GHOST IN THE MACHINE feels timeless: there will always be teenagers who dream about a knight in shining armour. The contrasts are simple but effective, and the filming is beautiful – set in rustic, rural England, with a strong visual contrast between the warmth of idealism and the coldness of Noreen’s reality. The story is well constructed and benefits from the faster pacing of a short film, which allows the characters to be easily-recognised stereotypes. This, in turn, is well balanced by the absurdity of the plot.
Told like a fairy tale, GHOST IN THE MACHINE is fun, rich and wicked…
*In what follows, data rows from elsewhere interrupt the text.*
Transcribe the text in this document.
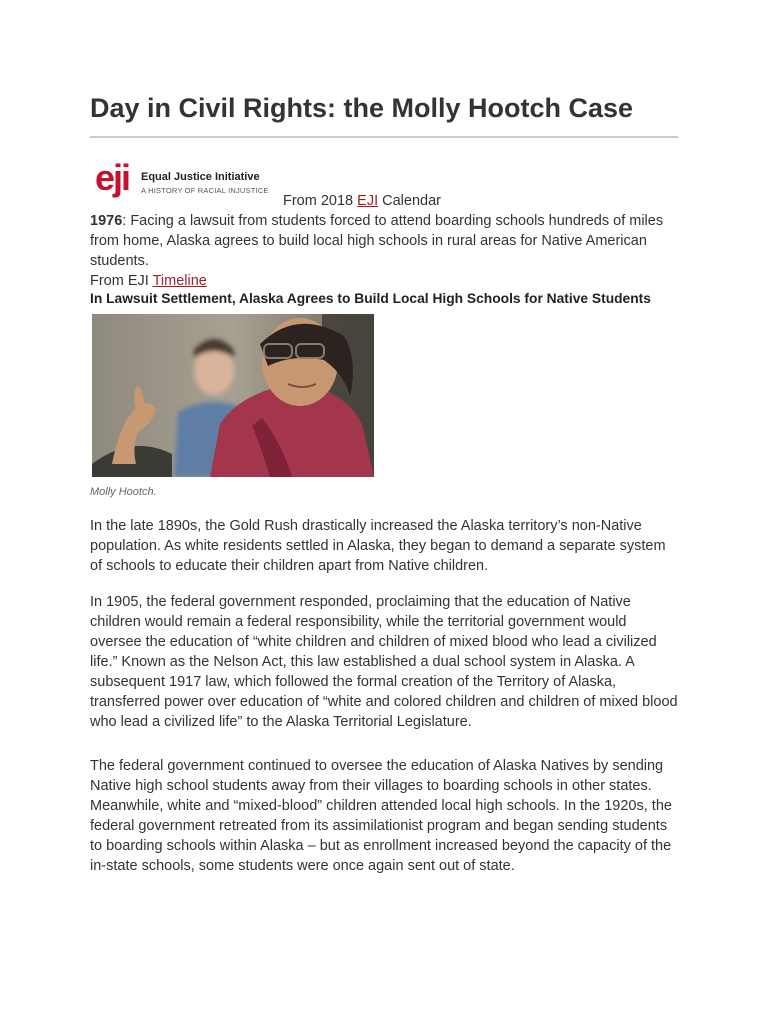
Day in Civil Rights: the Molly Hootch Case
eji Equal Justice Initiative
A HISTORY OF RACIAL INJUSTICE
From 2018 EJI Calendar
1976: Facing a lawsuit from students forced to attend boarding schools hundreds of miles from home, Alaska agrees to build local high schools in rural areas for Native American students.
From EJI Timeline
In Lawsuit Settlement, Alaska Agrees to Build Local High Schools for Native Students
Molly Hootch.

In the late 1890s, the Gold Rush drastically increased the Alaska territory’s non-Native population. As white residents settled in Alaska, they began to demand a separate system of schools to educate their children apart from Native children.

In 1905, the federal government responded, proclaiming that the education of Native children would remain a federal responsibility, while the territorial government would oversee the education of “white children and children of mixed blood who lead a civilized life.” Known as the Nelson Act, this law established a dual school system in Alaska. A subsequent 1917 law, which followed the formal creation of the Territory of Alaska, transferred power over education of “white and colored children and children of mixed blood who lead a civilized life” to the Alaska Territorial Legislature.

The federal government continued to oversee the education of Alaska Natives by sending Native high school students away from their villages to boarding schools in other states. Meanwhile, white and “mixed-blood” children attended local high schools. In the 1920s, the federal government retreated from its assimilationist program and began sending students to boarding schools within Alaska – but as enrollment increased beyond the capacity of the in-state schools, some students were once again sent out of state.
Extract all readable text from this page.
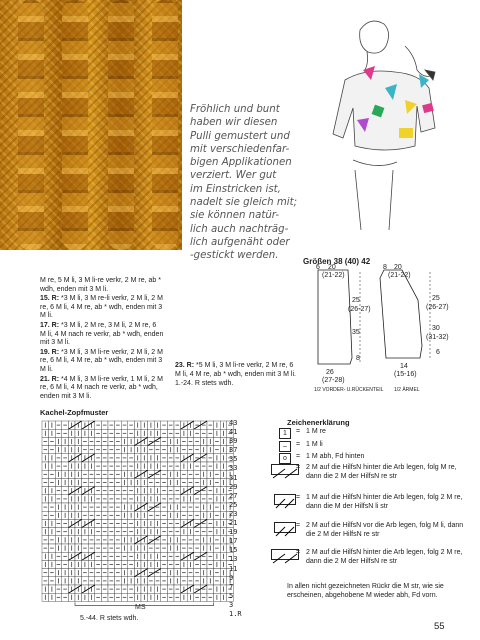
Fröhlich und bunt
haben wir diesen
Pulli gemustert und
mit verschiedenfar-
bigen Applikationen
verziert. Wer gut
im Einstricken ist,
nadelt sie gleich mit;
sie können natür-
lich auch nachträg-
lich aufgenäht oder
-gestickt werden.
Größen 38 (40) 42
6 20
(21-22)
25
(26-27)
35
8
26
(27-28)
1/2 VORDER- U.RÜCKENTEIL
8 20
(21-22)
25
(26-27)
30
(31-32)
6
14
(15-16)
1/2 ÄRMEL
M re, 5 M li, 3 M li-re verkr, 2 M re, ab * wdh, enden mit 3 M li.
15. R: *3 M li, 3 M re-li verkr, 2 M li, 2 M re, 6 M li, 4 M re, ab * wdh, enden mit 3 M li.
17. R: *3 M li, 2 M re, 3 M li, 2 M re, 6 M li, 4 M nach re verkr, ab * wdh, enden mit 3 M li.
19. R: *3 M li, 3 M li-re verkr, 2 M li, 2 M re, 6 M li, 4 M re, ab * wdh, enden mit 3 M li.
21. R: *4 M li, 3 M li-re verkr, 1 M li, 2 M re, 6 M li, 4 M nach re verkr, ab * wdh, enden mit 3 M li.
23. R: *5 M li, 3 M li-re verkr, 2 M re, 6 M li, 4 M re, ab * wdh, enden mit 3 M li.
1.-24. R stets wdh.
Kachel-Zopfmuster
43
41
39
37
35
33
31
29
27
25
23
21
19
17
15
13
11
9
7
5
3
1.R
MS
5.-44. R stets wdh.
Zeichenerklärung
1	= 1 M re
–	= 1 M li
o	= 1 M abh, Fd hinten
= 2 M auf die HilfsN hinter die Arb legen, folg M re, dann die 2 M der HilfsN re str
= 1 M auf die HilfsN hinter die Arb legen, folg 2 M re, dann die M der HilfsN li str
= 2 M auf die HilfsN vor die Arb legen, folg M li, dann die 2 M der HilfsN re str
= 2 M auf die HilfsN hinter die Arb legen, folg 2 M re, dann die 2 M der HilfsN re str
In allen nicht gezeichneten Rückr die M str, wie sie erscheinen, abgehobene M wieder abh, Fd vorn.
55
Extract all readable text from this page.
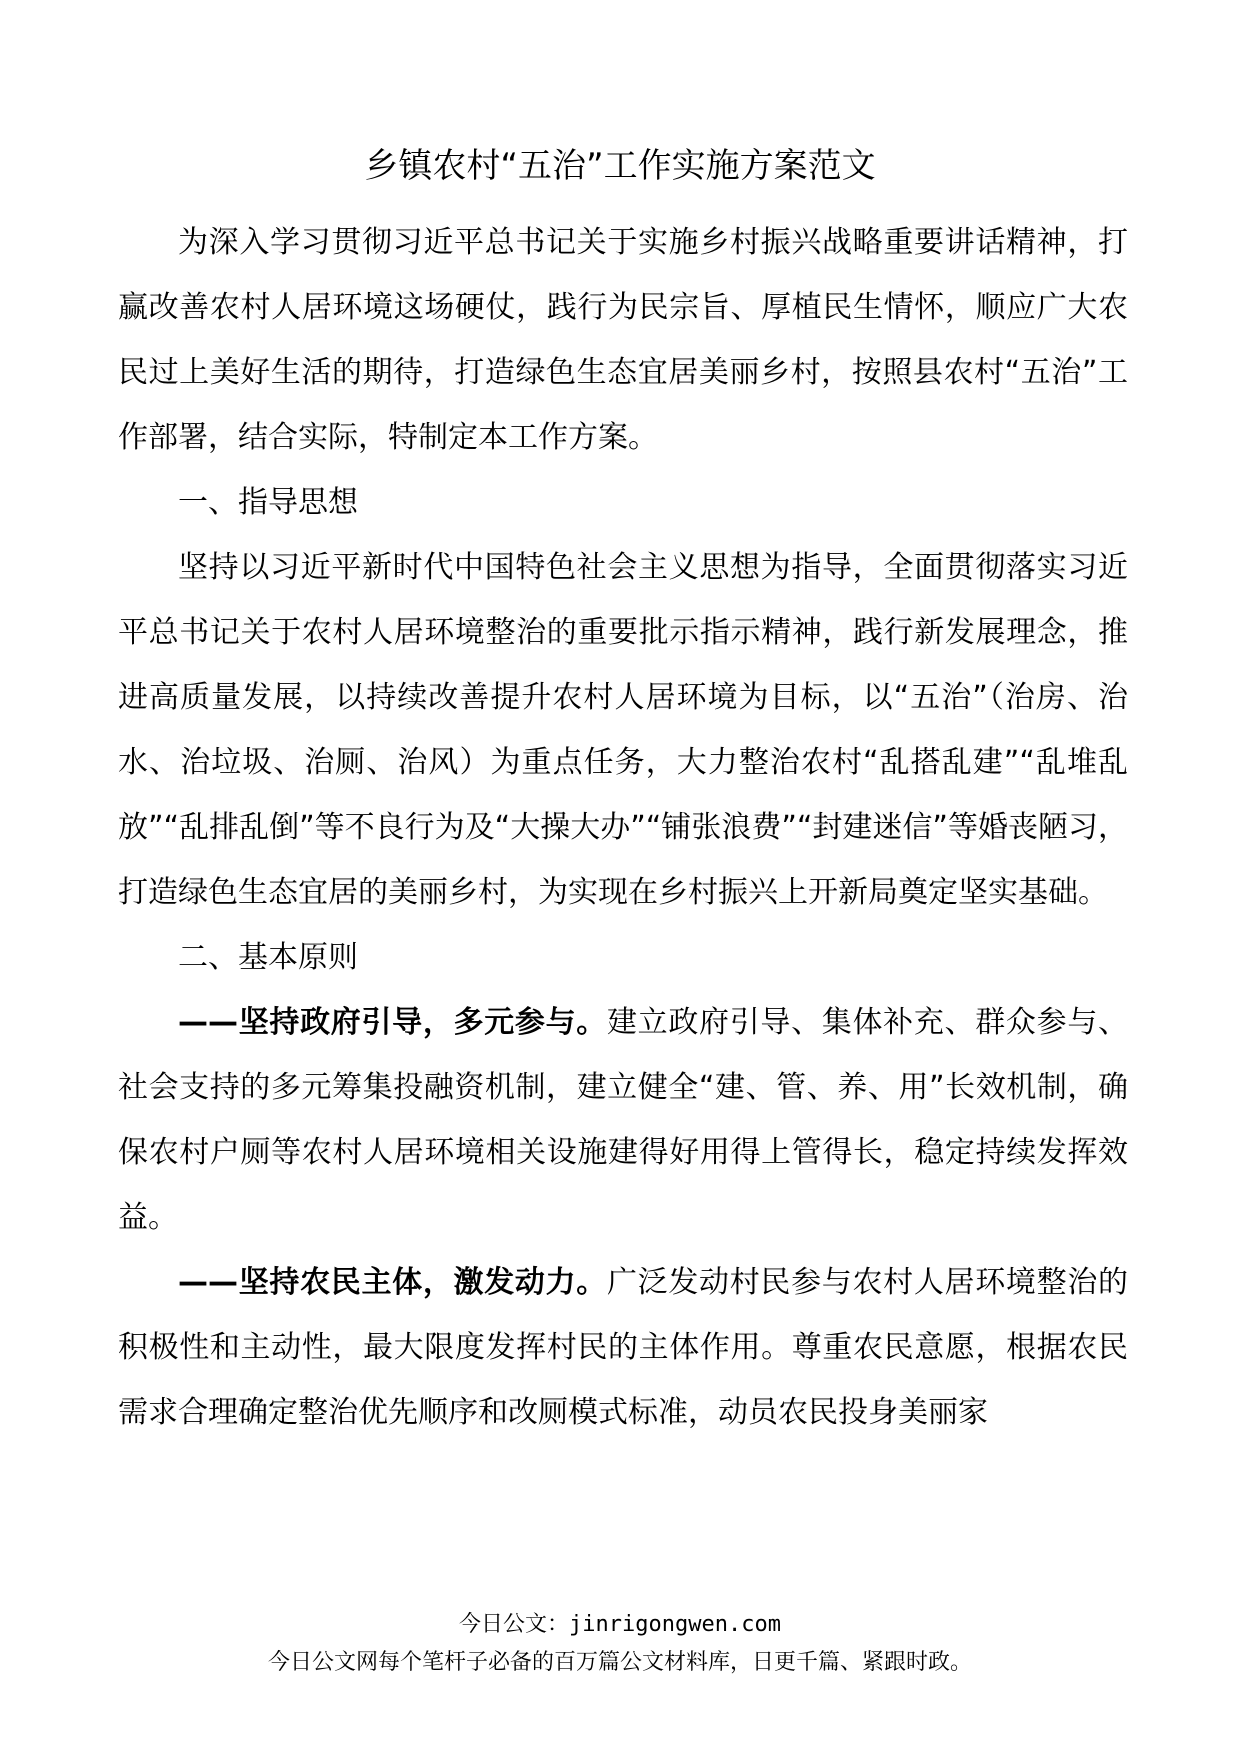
乡镇农村“五治”工作实施方案范文

为深入学习贯彻习近平总书记关于实施乡村振兴战略重要讲话精神，打赢改善农村人居环境这场硬仗，践行为民宗旨、厚植民生情怀，顺应广大农民过上美好生活的期待，打造绿色生态宜居美丽乡村，按照县农村“五治”工作部署，结合实际，特制定本工作方案。

一、指导思想

坚持以习近平新时代中国特色社会主义思想为指导，全面贯彻落实习近平总书记关于农村人居环境整治的重要批示指示精神，践行新发展理念，推进高质量发展，以持续改善提升农村人居环境为目标，以“五治”（治房、治水、治垃圾、治厕、治风）为重点任务，大力整治农村“乱搭乱建”“乱堆乱放”“乱排乱倒”等不良行为及“大操大办”“铺张浪费”“封建迷信”等婚丧陋习，打造绿色生态宜居的美丽乡村，为实现在乡村振兴上开新局奠定坚实基础。

二、基本原则

——坚持政府引导，多元参与。建立政府引导、集体补充、群众参与、社会支持的多元筹集投融资机制，建立健全“建、管、养、用”长效机制，确保农村户厕等农村人居环境相关设施建得好用得上管得长，稳定持续发挥效益。

——坚持农民主体，激发动力。广泛发动村民参与农村人居环境整治的积极性和主动性，最大限度发挥村民的主体作用。尊重农民意愿，根据农民需求合理确定整治优先顺序和改厕模式标准，动员农民投身美丽家

今日公文：jinrigongwen.com
今日公文网每个笔杆子必备的百万篇公文材料库，日更千篇、紧跟时政。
Although set in England and filmed in Lincolnshire, the short was written by both a British man (director Oliver Krimpas), and a half-Texan, Christopher Coppice, and there are strong elements of both cultures throughout the short. The music, which was composed by Stu Kennedy and Michael Malarkey (who plays Noreen’s cowboy), is definitely worth a mention. It is beautiful and romantic, and happily fits in to the composition of the short.
Told like a fairy tale, GHOST IN THE MACHINE is fun, rich and wicked. The real compassion and reality of the story lie in Noreen’s honest and genuine love for the tractor; the simplicity of falling in love. Look beyond the familiar romance story and you find wicked little moments to chuckle at – this is a film with a sense of humour.